BGH, Urteile vom 09.02.2010; Az.VI ZR 243/08 und VI ZR 244/08 – Der Bundesgerichtshof hat es für zulässig erachtet, dass Spiegel Online im Internet ein Dossier mit Altmeldungen über den Mord an Walter Sedlmayr zum Abruf bereitgehalten hat, in denen der Name der Verurteilten genannt wurde und kontextbezogene Bilder der Verurteilten enthalten waren. – Die Kläger wurden im Jahr 1993 wegen Mordes an dem Schauspieler Walter Sedlmayr zu einer lebenslangen Freiheitsstrafe verurteilt. Im Jahr 2004 stellten sie Anträge auf Wiederaufnahme des Verfahrens, vor deren Zurückweisung sie sich an die Presse wandten. Im Sommer 2007 bzw. Januar 2008 wurden sie auf Bewährung entlassen. Die Beklagte betreibt das Internetportal www.spiegel.de.
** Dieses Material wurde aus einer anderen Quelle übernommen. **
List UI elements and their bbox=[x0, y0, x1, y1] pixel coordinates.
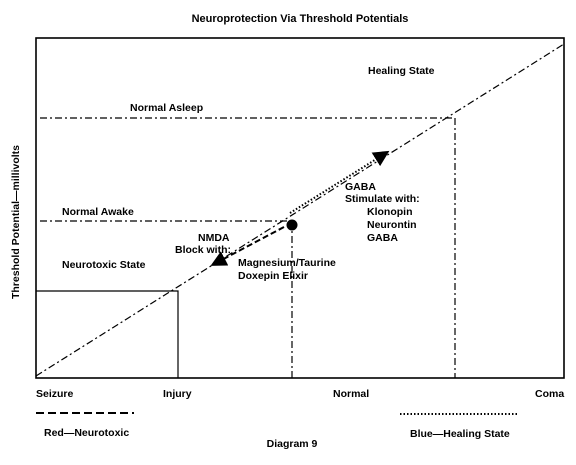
diagram-caption: Diagram 9 bbox=[267, 438, 318, 450]
threshold-diagonal-line bbox=[35, 43, 565, 377]
neurotoxic-state-label: Neurotoxic State bbox=[62, 259, 146, 271]
plot-frame bbox=[35, 37, 565, 379]
gaba-drug-1: Klonopin bbox=[367, 206, 413, 218]
normal-asleep-label: Normal Asleep bbox=[130, 102, 203, 114]
gaba-dotted-arrow bbox=[289, 150, 390, 214]
diagram-title: Neuroprotection Via Threshold Potentials bbox=[192, 13, 409, 25]
x-label-coma: Coma bbox=[535, 388, 564, 400]
gaba-stimulate-with-label: Stimulate with: bbox=[345, 193, 420, 205]
neurotoxic-region-box bbox=[36, 290, 179, 378]
x-label-normal: Normal bbox=[333, 388, 369, 400]
normal-awake-label: Normal Awake bbox=[62, 206, 134, 218]
y-axis-label: Threshold Potential—millivolts bbox=[10, 145, 22, 299]
gaba-label: GABA bbox=[345, 181, 376, 193]
legend-healing-label: Blue—Healing State bbox=[410, 428, 510, 440]
nmda-block-with-label: Block with: bbox=[175, 244, 231, 256]
x-label-seizure: Seizure bbox=[36, 388, 74, 400]
nmda-label: NMDA bbox=[198, 232, 230, 244]
normal-state-point bbox=[286, 219, 298, 231]
healing-state-label: Healing State bbox=[368, 65, 435, 77]
nmda-drug-1: Magnesium/Taurine bbox=[238, 257, 336, 269]
gaba-drug-2: Neurontin bbox=[367, 219, 417, 231]
gaba-drug-3: GABA bbox=[367, 232, 398, 244]
nmda-drug-2: Doxepin Elixir bbox=[238, 270, 308, 282]
legend-neurotoxic-label: Red—Neurotoxic bbox=[44, 427, 129, 439]
x-label-injury: Injury bbox=[163, 388, 192, 400]
nmda-dashed-arrow bbox=[210, 226, 285, 266]
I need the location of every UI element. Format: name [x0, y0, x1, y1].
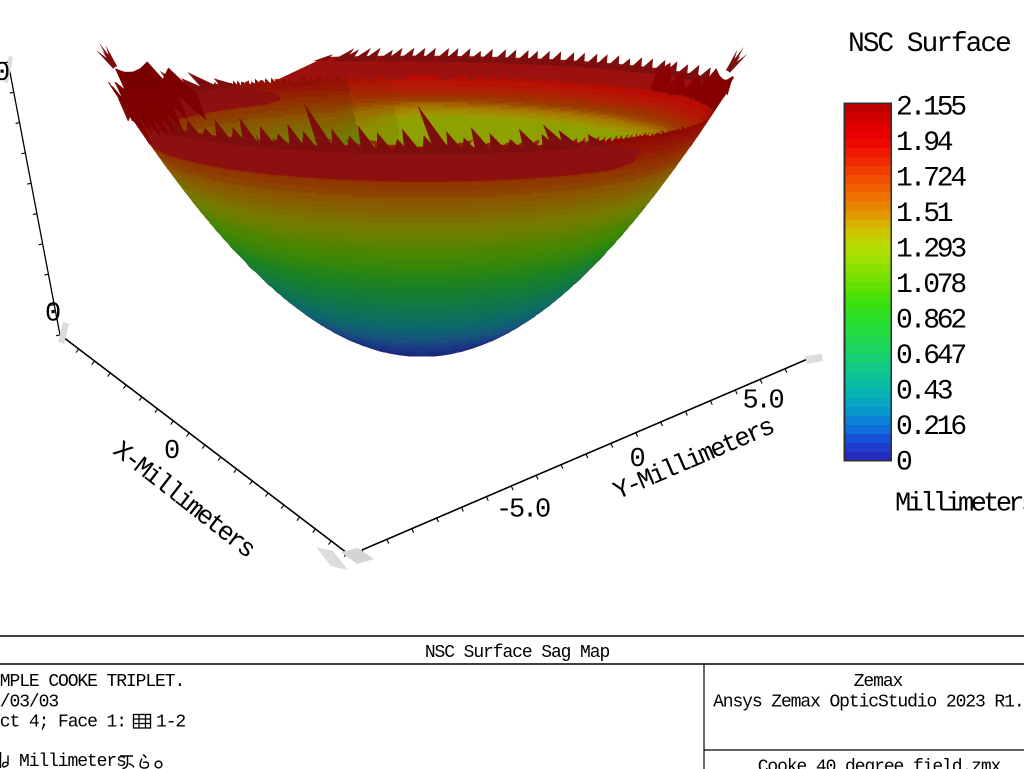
svg-text:Cooke 40 degree field.zmx: Cooke 40 degree field.zmx — [758, 757, 1001, 769]
svg-text:0.647: 0.647 — [896, 341, 965, 372]
svg-text:2.155: 2.155 — [896, 92, 966, 123]
svg-text:0: 0 — [45, 300, 60, 330]
svg-text:NSC Surface Sag Map: NSC Surface Sag Map — [425, 643, 610, 663]
svg-text:1.293: 1.293 — [896, 234, 966, 265]
svg-text:X-Millimeters: X-Millimeters — [107, 435, 260, 564]
svg-text:1.94: 1.94 — [896, 128, 953, 159]
svg-text:1.51: 1.51 — [896, 199, 953, 230]
svg-text:0.43: 0.43 — [896, 377, 953, 408]
svg-text:NSC Surface: NSC Surface — [848, 29, 1010, 60]
svg-text:A SIMPLE COOKE TRIPLET.: A SIMPLE COOKE TRIPLET. — [0, 672, 184, 692]
svg-text:0.216: 0.216 — [896, 412, 965, 443]
svg-text:0.862: 0.862 — [896, 306, 965, 337]
svg-text:0: 0 — [164, 437, 179, 467]
svg-text:Ansys Zemax OpticStudio 2023 R: Ansys Zemax OpticStudio 2023 R1.02 — [713, 692, 1024, 712]
svg-text:2023/03/03: 2023/03/03 — [0, 692, 58, 712]
svg-text:1.724: 1.724 — [896, 163, 966, 194]
svg-text:-5.0: -5.0 — [496, 496, 550, 526]
svg-text:0: 0 — [896, 448, 912, 479]
svg-text:Millimeters: Millimeters — [895, 490, 1024, 520]
svg-text:1.078: 1.078 — [896, 270, 965, 301]
svg-text:5.0: 5.0 — [742, 387, 783, 417]
svg-text:Object 4; Face 1:: Object 4; Face 1: — [0, 713, 126, 733]
svg-text:Zemax: Zemax — [854, 672, 903, 692]
svg-text:1-2: 1-2 — [156, 713, 185, 733]
svg-text:Millimeters: Millimeters — [19, 752, 126, 769]
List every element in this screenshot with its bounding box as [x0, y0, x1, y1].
Dort hielt sie in der Rubrik „Dossiers“ unter dem Titel „Walter Sedlmayr Mord mit dem Hammer“ eine Zusammenstellung von fünf älteren Veröffentlichungen aus der Druckausgabe des Nachrichtenmagazins „Der Spiegel“ bzw. ihrem Internetauftritt zum kostenpflichtigen Abruf bereit. In mehreren dieser Meldungen waren die Kläger als wegen Mordes an Walter Sedlmayr Angeklagte bzw. Verurteilte namentlich bezeichnet. Die Veröffentlichungen vom 21. September und 30. November 1992, in denen über die Anklageerhebung bzw. den Beginn der Hauptverhandlung berichtet wurde, enthielten Fotos der Kläger.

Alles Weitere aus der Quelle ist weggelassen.